The Five Visual Arts Shows We’re Most Excited to See This Fall
By Shannon Gormley
Published in Willamette Week
Time-Based Art Festival
Every year, Time Based Art Festival floods Portland with 10 days of wild contemporary art. This year’s lineup is a characteristically eclectic mix of performance art, workshops and installations. There’ll be choreography inspired by protests, a kiki ball, an atmospheric pipe organ concert, and a play about a psychopomp in a trailer park. Various locations, see pica.org/tba for full schedule. Sept. 5-15. Festival passes $45-$500, individual tickets available.
Downstream a Shining Wire
Portland artist Tabitha Nikolai creates virtual worlds that address unexpected subject matter with a deep sense of empathy. Her exhibit Utopia Without You turned a Pearl District gallery into a disheveled gamer’s den, and looked at video games as a means of isolation and a necessary retreat from a hostile society. For her next exhibit, Downstream a Shining Wire, she creates an interactive game set in a now-demolished shopping mall from her hometown, where players can act out a Lord of the Flies-inspired scenario. Open Signal, 2766 NE Martin Luther King Jr. Blvd., opensignalpdx.org. Sept. 17-Nov. 1.
Earlier this year, Portland artist Lisa Jarrett and Santa Rosa, Calif.’s Lehua M. Taitano co-founded Art 25, an international collective aimed at examining the history and future of black and indigenous art. For Future Ancestors, Art 25′s first exhibit, Jarrett and Taitano collaborated with Honolulu artist Jocelyn Kapumealani Ng to create a series of large-scale portraits and audio recordings that document the artists’ cross-cultural conversations. Ori Gallery, 4038 N Mississippi Ave., oriartgallery.com. Oct. 5-Nov. 24.
A Thousand Cuts
BG Osborne’s A Thousand Cuts depicts pop culture’s pervasive misrepresentation of transgender people to dizzying effect. Across three screens, the video collage plays 10 minutes’ worth of cisgender actors playing transgender characters, including David Duchovny as Denise Bryson in Twin Peaks and Carrie Bradshaw referring to “transexual hookers” as “half man, half woman, totally annoying.” The fact that at least half the clips end in a laugh track makes the deluge of offensive tropes even more sobering—the title of the piece doesn’t come from the number of clips, it’s a reference to the phrase “death by a thousand cuts.” Fuller Rosen Gallery, 2505 SE 11th Ave., Suite 106, fullerrosen.com. Nov. 16-Jan. 10.

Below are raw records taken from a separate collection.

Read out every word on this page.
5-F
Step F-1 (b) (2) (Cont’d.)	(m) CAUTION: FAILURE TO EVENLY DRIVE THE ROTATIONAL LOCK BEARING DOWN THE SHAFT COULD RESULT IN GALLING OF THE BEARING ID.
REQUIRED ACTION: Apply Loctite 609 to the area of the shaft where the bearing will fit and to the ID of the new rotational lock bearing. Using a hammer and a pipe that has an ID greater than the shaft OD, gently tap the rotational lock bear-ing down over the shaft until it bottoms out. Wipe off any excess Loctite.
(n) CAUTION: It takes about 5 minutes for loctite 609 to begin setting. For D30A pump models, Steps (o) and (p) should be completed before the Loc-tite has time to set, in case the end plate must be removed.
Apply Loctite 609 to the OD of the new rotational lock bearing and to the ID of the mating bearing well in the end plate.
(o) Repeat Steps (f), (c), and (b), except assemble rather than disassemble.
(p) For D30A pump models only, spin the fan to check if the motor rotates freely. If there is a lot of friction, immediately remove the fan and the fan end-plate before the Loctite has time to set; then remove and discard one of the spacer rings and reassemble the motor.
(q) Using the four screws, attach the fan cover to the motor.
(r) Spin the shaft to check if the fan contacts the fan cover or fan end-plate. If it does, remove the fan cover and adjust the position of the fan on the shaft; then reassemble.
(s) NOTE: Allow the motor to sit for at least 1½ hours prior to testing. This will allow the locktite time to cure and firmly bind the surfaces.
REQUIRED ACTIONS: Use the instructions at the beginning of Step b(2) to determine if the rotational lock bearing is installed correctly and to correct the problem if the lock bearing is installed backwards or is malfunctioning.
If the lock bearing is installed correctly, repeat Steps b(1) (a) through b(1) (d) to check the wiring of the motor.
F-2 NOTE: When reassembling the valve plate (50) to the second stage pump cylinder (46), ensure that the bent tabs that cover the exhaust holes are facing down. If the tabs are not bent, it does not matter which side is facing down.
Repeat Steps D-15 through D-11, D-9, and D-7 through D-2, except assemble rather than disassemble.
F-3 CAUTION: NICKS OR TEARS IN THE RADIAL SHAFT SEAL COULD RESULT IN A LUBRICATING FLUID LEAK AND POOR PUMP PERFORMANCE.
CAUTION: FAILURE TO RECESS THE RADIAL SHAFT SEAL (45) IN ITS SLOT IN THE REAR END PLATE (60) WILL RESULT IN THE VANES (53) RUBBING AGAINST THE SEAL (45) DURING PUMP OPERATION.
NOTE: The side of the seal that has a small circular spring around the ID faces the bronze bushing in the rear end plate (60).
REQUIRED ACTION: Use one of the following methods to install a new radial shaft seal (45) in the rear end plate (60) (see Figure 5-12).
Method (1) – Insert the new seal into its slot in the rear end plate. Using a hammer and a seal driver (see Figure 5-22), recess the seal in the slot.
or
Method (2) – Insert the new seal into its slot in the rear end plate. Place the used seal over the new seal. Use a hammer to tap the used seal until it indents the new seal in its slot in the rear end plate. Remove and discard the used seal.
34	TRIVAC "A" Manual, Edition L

Portland Art Museum is hosting a fabricated, untruthful retrospective of one of this city’s most legendary art institutions—the short-lived, long-defunct Portland Center for the Visual Arts. The center showcased the likes of Robert Rauchenburg and Andy Warhol, and helped spark the city’s regional art movement. This won’t be the first PCVA retrospective, but unlike previous tributes, this one will be made up entirely of fake archival material, created by iconoclastic curatorial duo Triple Candie. It will also grapple with the less-flattering parts of PCVA’s legacy, including how it failed to live up to its own progressive ideals. Who knows how much one of the city’s largest art institutions is actually willing to dig into contemporary art’s messy history, but hopefully it will at least break through the seal of reverence. Portland Art Museum, 1219 SW Park Ave., portlandartmuseum.org. Nov. 16-Jun. 14.